On Friday, like scores of bowling units before them, Central Zone endured the futility of bowling to Cheteshwar Pujara.
The West Zone batter had begun his six-hour-long innings on Thursday after his team had taken a 92-run lead against Central in the Duleep Trophy semifinal at the Alur (I) Cricket Ground in Bengaluru.
Spurred on by a free-flowing Suryakumar Yadav, Pujara had got to his fifty in the last over of the second day, with a strike rate close to 50.
But it was only on Friday that he fully deployed his idiosyncratic talents to the best as he brought on his 60th First-Class hundred, pulling him alongside the great Vijay Hazare’s tally.
Never once did it look like he was batting to prove a point, after being left out of the Test team for the West Indies tour. Even his celebration, after getting to his hundred, was a muted one, if you discount the fact that he lifted his bat twice to the pavilion.
For Pujara, time was the currency, the balls he faced his bank balance. The runs he acquired were just colourful marbles he picked up on his stroll out in the middle, while boundaries were just to loosen up his muscles and to remind bowlers where they stand in his long-drawn-out game of patience.
Earlier in the day, after losing fellow overnight batter Sarfaraz Khan in the first over of the day, Pujara buckled down for another long sojourn.
Avesh Khan, who was bowling the second over of Day 3, beat Pujara with the first ball he bowled to him. The Saurashtra batter, who still had his bat ever so close to his body, took a look at where the ball landed, then at his bat and then at the keeper who held possession of the ball.
He sized up the pitch, the conditions and the ball, and was never to be troubled again by a fast bowler for the rest of the day.
Almost as if to assert himself, Pujara would thrash Avesh for back-to-back boundaries. Both from square drives hit on top of his toes.

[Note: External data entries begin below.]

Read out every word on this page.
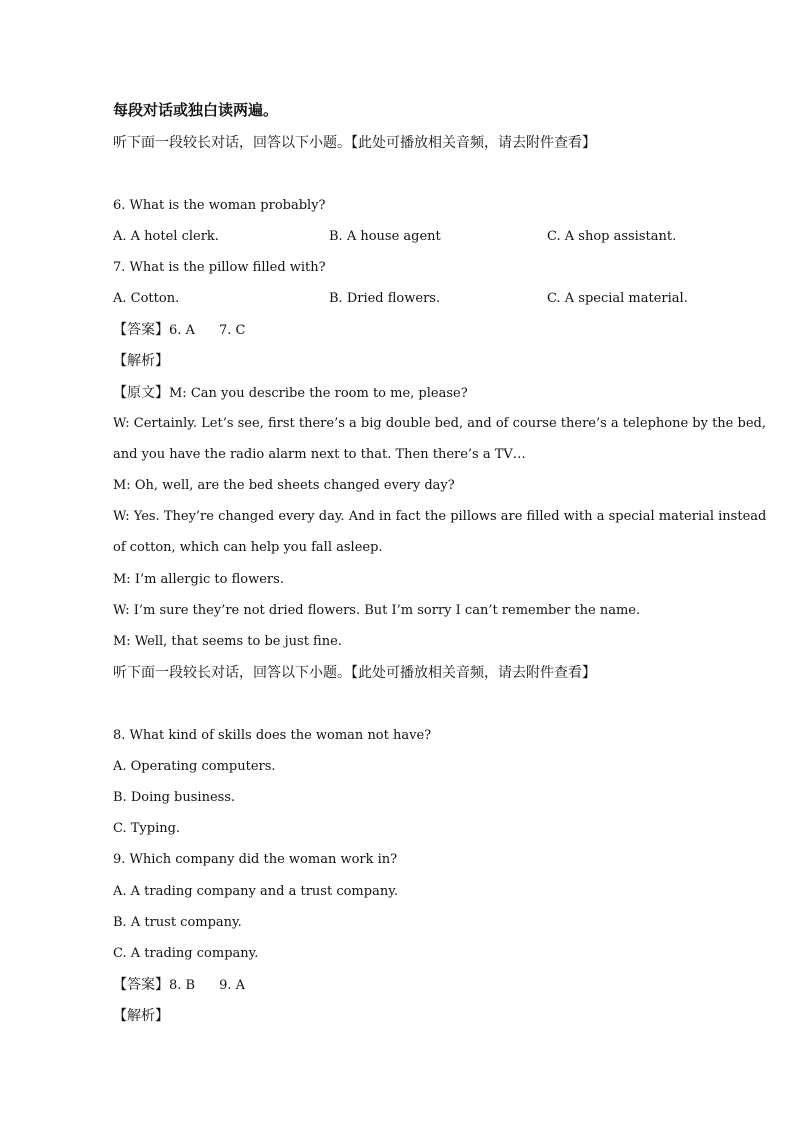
每段对话或独白读两遍。
听下面一段较长对话，回答以下小题。【此处可播放相关音频，请去附件查看】
6. What is the woman probably?
A. A hotel clerk.	B. A house agent	C. A shop assistant.
7. What is the pillow filled with?
A. Cotton.	B. Dried flowers.	C. A special material.
【答案】6. A 7. C
【解析】
【原文】M: Can you describe the room to me, please?
W: Certainly. Let’s see, first there’s a big double bed, and of course there’s a telephone by the bed,
and you have the radio alarm next to that. Then there’s a TV…
M: Oh, well, are the bed sheets changed every day?
W: Yes. They’re changed every day. And in fact the pillows are filled with a special material instead
of cotton, which can help you fall asleep.
M: I’m allergic to flowers.
W: I’m sure they’re not dried flowers. But I’m sorry I can’t remember the name.
M: Well, that seems to be just fine.
听下面一段较长对话，回答以下小题。【此处可播放相关音频，请去附件查看】
8. What kind of skills does the woman not have?
A. Operating computers.
B. Doing business.
C. Typing.
9. Which company did the woman work in?
A. A trading company and a trust company.
B. A trust company.
C. A trading company.
【答案】8. B 9. A
【解析】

The wrists rolled over to keep the ball on the ground as the fielders watched the ball race to the fence, unmoved.
That though was most of the runs he scored in the first hour, with Pujara adding just two other singles in that span.
The highlight of the day was the prolonged, almost-neurotic 111-ball staring contest he had with Saurabh Kumar. The left-arm spinner, who was treated to some delectable cut shots yesterday by Pujara, decided to go a little fuller today, constantly forcing the right-handed batter to defend on his front foot as he denied his nemesis any sort of width or bounce to go cross-batted.
Pujara played out three consecutive maiden overs off Saurabh to start with. The UP spinner varied his pace, altered his length and changed his angle, only to be blunted down by the straight bat of Pujara. His first boundary against the bowler would come close to Lunch, when Saurabh offered a full toss, which was slammed to the long-on fence.
His first (and only) play and miss against spin during the day though came against Saransh Jain. The lanky off-spinner fired one in on the good length, tempting Pujara to attempt a cut shot, only to see the keeper pouch the ball. A quick assessment of the pitch, the bat and the ball were made and then Saransh, much like Avesh, never got the better of him.
Pujara would eventually start playing shots, But that was only after he felt he was running out of partners, with Central chipping away from the other end.
Befittingly, he got to his hundred with a couple of boundaries against Saurabh – the first one an off-drive and the second a cut shot behind point, a shot he refrained from playing earlier.
An uncharacteristic, but controlled, swipe over mid-wicket for a six against Saurabh would soon follow as Pujara stepped on the accelerator.
Pujara made just two miscalculations on this day. First, he underestimated Saransh’s throwing arm as he attempted to steal a single to keep strike. Second, he didn’t foresee the incoming Bengaluru downpour which suspended the game seconds after he walked off the ground.
Two mistakes, if one can call those, which can be forgiven on an unblemished day for a batter playing a game many would have forgiven for missing out on.